The War of the Kings

English: "The last judgment", and a ...

In Dale Ralph Davis’ book on 2 Kings, (The Power and the Fury), he mentions something we all learned in literature class. He talks about foreshadowing – a pattern found many places in scripture. Davis’ prime example is that when King Jehoash breaks down the walls of Jerusalem and plunders the wealth of the temple and palace, this is foreshadowing what is to come in 2 Kings 24 with the more famous King Nebuchadnezzar. Now while this foreshadowing is a worthy example, I am drawn to Genesis where we first see this kind literary foreshadowing.

We all know the story of Sodom and Gomorrah, but what about the foreshadowing of such judgment. Doesn’t God warn before he destroys? In Genesis 14, we have the first war. It is correctly referred to as “the war of the kings.” Five kings rebel against what appears to be the king of Elam, who had three other kings at his side. So these 9 kings war against each other, but it is no contest. The king of Elam and his allies put down the rebellion. Among these rebels is none other than the king of Sodom and the king of Gomorrah. As part of the spoil, the goods and the people were taken from Sodom and Gomorrah, including Lot and his family. The back half of this story may be more familiar to you because it is when Abram rescues Lot and the people with him.

What is so fascinating about this story is that it is a mere 4 chapters from the total destruction of Sodom and Gomorrah in Genesis 18. When we find this foreshadowing pattern we often see an event that is similar to what comes later. The kicker is what happens in the future is almost always much worse. There is no doubt the war of the kings is but a shadow of what was coming with the fiery divine judgment on Sodom and Gomorrah.

The next question you are probably asking is, what does this have to do with me? It is fair to even ask if there is any application whatsoever. If God uses foreshadowing in the Old Testament, does he not use it today? I want to turn momentarily back to Dale Ralph Davis because he answers this question vividly.

“we have had in recent years a rash of school and work shootings – a student or a worker goes into their respective school or workplace and begins mowing down their colleagues. . . We have had, off and on, a rash of scandals in the highest levels of our government. We have been attacked by terrorist, dramatically at home, more routinely overseas. Are these God’s foreshadowings to awaken a nation that has no knowledge of God, that by its courts and legislation has guaranteed a culture of death for thirty years, that revels in rampant immorality, and cuddles and caters to those who glory in their sexual perversions? Is God shouting at us and we are not hearing?”

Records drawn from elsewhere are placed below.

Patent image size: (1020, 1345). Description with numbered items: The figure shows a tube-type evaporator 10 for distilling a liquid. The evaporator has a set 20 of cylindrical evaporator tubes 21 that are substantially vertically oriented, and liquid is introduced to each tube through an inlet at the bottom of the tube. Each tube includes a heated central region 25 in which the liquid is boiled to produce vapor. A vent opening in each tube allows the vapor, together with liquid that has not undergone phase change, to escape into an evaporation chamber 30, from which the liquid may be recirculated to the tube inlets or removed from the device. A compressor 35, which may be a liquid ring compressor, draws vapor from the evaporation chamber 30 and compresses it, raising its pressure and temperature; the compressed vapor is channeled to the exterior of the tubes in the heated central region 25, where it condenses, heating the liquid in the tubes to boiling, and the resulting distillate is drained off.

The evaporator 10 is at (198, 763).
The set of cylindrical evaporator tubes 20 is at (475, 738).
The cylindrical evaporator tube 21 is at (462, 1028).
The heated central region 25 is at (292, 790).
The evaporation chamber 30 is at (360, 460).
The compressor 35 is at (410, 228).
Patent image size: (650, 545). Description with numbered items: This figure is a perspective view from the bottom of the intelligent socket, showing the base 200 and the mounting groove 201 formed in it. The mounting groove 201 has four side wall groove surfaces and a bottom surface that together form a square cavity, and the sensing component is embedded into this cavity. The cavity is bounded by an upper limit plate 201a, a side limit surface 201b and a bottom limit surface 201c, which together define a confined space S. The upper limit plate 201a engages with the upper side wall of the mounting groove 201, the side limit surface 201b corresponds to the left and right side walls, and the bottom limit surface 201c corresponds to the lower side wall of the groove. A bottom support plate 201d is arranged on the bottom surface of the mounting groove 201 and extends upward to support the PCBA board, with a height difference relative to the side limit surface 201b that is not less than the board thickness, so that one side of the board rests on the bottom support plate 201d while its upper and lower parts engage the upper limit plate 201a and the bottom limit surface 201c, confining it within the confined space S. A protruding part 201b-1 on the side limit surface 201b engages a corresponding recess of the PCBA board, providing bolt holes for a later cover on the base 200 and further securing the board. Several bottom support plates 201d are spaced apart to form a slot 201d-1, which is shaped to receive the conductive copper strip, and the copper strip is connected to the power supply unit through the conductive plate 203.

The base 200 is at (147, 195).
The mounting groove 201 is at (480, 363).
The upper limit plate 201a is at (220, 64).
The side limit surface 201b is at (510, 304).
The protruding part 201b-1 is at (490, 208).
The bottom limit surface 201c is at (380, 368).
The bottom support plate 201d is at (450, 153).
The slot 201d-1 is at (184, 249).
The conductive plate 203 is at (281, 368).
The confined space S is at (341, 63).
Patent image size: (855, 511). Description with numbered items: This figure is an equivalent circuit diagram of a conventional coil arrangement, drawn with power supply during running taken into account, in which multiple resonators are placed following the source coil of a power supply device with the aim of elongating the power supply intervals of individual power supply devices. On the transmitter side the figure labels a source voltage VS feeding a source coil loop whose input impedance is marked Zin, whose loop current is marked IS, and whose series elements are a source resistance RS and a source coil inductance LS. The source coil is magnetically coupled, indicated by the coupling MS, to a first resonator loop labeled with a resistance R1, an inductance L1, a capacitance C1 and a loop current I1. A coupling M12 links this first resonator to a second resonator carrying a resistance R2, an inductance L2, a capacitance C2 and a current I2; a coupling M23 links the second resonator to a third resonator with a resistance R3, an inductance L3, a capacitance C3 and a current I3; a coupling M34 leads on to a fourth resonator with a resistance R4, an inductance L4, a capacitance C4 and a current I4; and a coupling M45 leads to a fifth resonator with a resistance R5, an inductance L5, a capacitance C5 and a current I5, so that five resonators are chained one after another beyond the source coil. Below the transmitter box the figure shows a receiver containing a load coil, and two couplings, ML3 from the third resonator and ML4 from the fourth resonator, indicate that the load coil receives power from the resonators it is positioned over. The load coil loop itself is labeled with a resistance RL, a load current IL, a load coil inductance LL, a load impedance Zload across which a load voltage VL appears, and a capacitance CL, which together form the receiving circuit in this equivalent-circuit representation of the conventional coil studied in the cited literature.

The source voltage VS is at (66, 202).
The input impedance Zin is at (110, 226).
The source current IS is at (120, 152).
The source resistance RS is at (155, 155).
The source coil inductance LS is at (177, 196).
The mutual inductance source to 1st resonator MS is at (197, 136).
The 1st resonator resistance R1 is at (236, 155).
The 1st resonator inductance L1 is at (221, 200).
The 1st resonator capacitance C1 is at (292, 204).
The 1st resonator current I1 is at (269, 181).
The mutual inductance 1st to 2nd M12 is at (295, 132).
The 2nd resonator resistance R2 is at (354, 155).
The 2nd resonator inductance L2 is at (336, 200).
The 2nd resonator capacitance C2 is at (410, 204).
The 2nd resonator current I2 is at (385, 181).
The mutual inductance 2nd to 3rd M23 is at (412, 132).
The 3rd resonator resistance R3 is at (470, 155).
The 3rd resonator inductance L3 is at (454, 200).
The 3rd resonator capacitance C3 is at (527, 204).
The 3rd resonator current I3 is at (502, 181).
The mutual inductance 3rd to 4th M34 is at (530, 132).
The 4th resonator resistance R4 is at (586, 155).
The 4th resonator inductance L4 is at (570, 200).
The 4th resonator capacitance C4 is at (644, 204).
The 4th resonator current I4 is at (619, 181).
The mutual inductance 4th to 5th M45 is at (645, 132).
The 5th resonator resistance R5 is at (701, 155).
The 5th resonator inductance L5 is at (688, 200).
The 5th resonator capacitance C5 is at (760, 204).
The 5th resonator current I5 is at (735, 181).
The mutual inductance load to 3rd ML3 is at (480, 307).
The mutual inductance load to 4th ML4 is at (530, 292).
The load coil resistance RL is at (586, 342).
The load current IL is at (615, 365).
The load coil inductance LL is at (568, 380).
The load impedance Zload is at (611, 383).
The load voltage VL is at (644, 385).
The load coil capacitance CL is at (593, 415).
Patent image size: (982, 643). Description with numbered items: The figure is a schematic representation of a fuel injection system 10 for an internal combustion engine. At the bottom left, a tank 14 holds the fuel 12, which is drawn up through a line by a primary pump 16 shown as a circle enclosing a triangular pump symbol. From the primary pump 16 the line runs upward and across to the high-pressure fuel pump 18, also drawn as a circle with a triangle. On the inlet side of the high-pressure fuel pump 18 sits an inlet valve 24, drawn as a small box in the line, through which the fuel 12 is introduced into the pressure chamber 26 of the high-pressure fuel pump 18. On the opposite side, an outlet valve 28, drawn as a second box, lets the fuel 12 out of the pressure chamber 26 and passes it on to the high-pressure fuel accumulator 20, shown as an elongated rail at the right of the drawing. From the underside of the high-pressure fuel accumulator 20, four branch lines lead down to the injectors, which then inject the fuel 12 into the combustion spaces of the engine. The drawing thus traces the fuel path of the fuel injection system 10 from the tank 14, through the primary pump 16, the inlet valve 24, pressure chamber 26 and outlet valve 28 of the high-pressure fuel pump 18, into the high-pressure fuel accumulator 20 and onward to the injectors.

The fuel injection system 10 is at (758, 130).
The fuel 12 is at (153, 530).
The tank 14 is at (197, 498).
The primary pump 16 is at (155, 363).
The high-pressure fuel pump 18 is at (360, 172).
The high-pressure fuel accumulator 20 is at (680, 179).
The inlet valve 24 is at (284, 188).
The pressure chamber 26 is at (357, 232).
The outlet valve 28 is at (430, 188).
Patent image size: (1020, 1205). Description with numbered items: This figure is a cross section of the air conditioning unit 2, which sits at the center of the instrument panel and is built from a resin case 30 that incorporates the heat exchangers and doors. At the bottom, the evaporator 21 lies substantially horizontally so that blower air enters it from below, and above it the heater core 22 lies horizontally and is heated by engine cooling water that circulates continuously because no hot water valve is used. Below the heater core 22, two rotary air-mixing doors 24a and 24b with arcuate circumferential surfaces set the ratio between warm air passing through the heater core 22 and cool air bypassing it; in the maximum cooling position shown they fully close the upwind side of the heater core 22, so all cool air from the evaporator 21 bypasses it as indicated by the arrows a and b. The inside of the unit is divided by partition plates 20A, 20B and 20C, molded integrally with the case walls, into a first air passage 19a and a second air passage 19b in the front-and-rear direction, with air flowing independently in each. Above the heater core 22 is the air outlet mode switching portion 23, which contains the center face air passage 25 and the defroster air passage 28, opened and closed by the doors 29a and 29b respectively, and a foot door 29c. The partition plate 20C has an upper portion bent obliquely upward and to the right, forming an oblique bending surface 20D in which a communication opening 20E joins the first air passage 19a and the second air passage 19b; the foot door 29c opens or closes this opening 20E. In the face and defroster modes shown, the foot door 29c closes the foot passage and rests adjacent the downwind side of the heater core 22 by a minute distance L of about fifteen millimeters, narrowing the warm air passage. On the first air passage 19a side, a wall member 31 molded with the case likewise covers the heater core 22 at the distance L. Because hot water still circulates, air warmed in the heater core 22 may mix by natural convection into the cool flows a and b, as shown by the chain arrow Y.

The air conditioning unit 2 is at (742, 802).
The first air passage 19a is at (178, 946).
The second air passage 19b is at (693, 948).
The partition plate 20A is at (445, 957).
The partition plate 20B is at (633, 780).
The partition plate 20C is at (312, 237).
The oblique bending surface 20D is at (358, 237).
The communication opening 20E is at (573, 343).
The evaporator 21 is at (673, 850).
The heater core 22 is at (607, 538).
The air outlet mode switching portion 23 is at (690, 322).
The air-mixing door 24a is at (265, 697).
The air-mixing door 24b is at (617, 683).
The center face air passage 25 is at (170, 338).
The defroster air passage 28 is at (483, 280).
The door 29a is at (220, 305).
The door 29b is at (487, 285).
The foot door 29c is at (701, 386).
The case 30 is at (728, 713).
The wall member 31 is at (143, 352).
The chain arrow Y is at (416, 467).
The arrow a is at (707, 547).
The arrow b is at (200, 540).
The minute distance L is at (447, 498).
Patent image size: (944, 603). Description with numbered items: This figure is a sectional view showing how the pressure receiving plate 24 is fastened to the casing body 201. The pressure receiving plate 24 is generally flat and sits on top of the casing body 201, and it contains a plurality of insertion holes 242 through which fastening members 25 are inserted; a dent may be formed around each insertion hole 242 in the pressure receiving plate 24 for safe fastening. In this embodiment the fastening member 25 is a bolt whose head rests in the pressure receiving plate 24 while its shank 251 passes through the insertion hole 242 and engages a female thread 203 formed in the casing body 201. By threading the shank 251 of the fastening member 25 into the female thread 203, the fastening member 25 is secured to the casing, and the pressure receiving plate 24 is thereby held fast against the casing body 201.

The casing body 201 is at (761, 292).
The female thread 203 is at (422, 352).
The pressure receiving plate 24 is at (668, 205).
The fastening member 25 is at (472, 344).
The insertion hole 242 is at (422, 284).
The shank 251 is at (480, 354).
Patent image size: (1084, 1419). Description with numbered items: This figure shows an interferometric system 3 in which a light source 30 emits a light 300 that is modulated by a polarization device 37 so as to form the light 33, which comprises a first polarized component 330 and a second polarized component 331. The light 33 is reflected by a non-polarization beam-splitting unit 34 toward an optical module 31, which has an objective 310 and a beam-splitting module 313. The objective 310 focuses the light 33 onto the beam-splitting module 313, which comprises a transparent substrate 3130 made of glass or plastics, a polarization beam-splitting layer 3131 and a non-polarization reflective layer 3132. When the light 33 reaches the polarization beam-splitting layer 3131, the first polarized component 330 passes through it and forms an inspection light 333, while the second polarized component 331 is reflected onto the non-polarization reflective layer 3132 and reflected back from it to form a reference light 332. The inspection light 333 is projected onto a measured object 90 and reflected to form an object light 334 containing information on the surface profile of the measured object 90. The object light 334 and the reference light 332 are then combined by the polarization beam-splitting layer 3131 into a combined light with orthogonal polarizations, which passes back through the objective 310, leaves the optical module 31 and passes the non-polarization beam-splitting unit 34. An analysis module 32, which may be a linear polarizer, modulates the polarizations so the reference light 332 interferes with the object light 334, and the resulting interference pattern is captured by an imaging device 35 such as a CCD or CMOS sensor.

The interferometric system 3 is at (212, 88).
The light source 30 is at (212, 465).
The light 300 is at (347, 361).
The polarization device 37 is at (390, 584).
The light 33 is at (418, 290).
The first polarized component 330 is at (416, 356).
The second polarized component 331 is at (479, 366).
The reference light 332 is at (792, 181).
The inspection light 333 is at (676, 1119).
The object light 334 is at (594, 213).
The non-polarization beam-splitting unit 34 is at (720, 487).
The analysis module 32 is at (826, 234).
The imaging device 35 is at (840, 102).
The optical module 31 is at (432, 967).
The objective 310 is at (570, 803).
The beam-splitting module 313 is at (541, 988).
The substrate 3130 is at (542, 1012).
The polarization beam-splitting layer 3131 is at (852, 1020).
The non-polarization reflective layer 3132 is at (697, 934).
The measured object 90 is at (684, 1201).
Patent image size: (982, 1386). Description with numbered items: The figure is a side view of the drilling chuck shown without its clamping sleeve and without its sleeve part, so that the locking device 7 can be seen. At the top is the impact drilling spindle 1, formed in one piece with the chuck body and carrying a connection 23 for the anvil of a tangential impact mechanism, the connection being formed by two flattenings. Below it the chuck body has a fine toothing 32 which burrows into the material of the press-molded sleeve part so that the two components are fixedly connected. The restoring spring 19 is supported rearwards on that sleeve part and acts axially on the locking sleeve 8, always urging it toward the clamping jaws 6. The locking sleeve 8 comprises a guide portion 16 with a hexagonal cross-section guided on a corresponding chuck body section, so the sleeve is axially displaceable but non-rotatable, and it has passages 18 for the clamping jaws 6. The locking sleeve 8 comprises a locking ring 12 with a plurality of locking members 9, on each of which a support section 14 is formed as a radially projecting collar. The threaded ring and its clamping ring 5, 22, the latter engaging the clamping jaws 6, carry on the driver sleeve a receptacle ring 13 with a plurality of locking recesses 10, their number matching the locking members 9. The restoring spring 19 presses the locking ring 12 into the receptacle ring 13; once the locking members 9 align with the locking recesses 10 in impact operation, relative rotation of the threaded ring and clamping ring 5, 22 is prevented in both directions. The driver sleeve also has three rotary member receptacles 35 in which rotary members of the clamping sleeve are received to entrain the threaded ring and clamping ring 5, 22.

While Davis uses the Socratic method, it is painfully clear what he is saying! And if what we have been seeing in our land over the past 30 years is a foreshadowing or warning of things to come, then where does that leave us? To be sure this can cause fearfulness, but what of honesty. What about asking these important questions? Are we honest enough to say that God is actually sovereign and we are not in control? Are we brave enough to say that we are heading to a shadowy future? Well, let me be clear. I do think we are on the brink of destruction; however, we are very close to painful chastisement. It is possible we are about to see things we have never seen before. Judah and Israel did survive exile, but it was quite painful. Daniel, who was a prophet at just such a time, writes about something extraordinary that is likely foreign to our arrogant, Americanistic view. “And in the days of those kings the God of heaven will set up a kingdom that shall never be destroyed, nor shall the kingdom be left to another people. It shall break in pieces all these kingdoms and bring them to an end, and it shall stand forever” (Daniel 2:44). We should never confuse the kingdom of God with the kingdom of America. As we as a nation move further and further away from God’s design, we find ourselves in the same place as earlier gentile nations. We have become like Babylon, Persia, the Greeks and Romans, simply put, a nation that will be broken in pieces by the kingdom of God.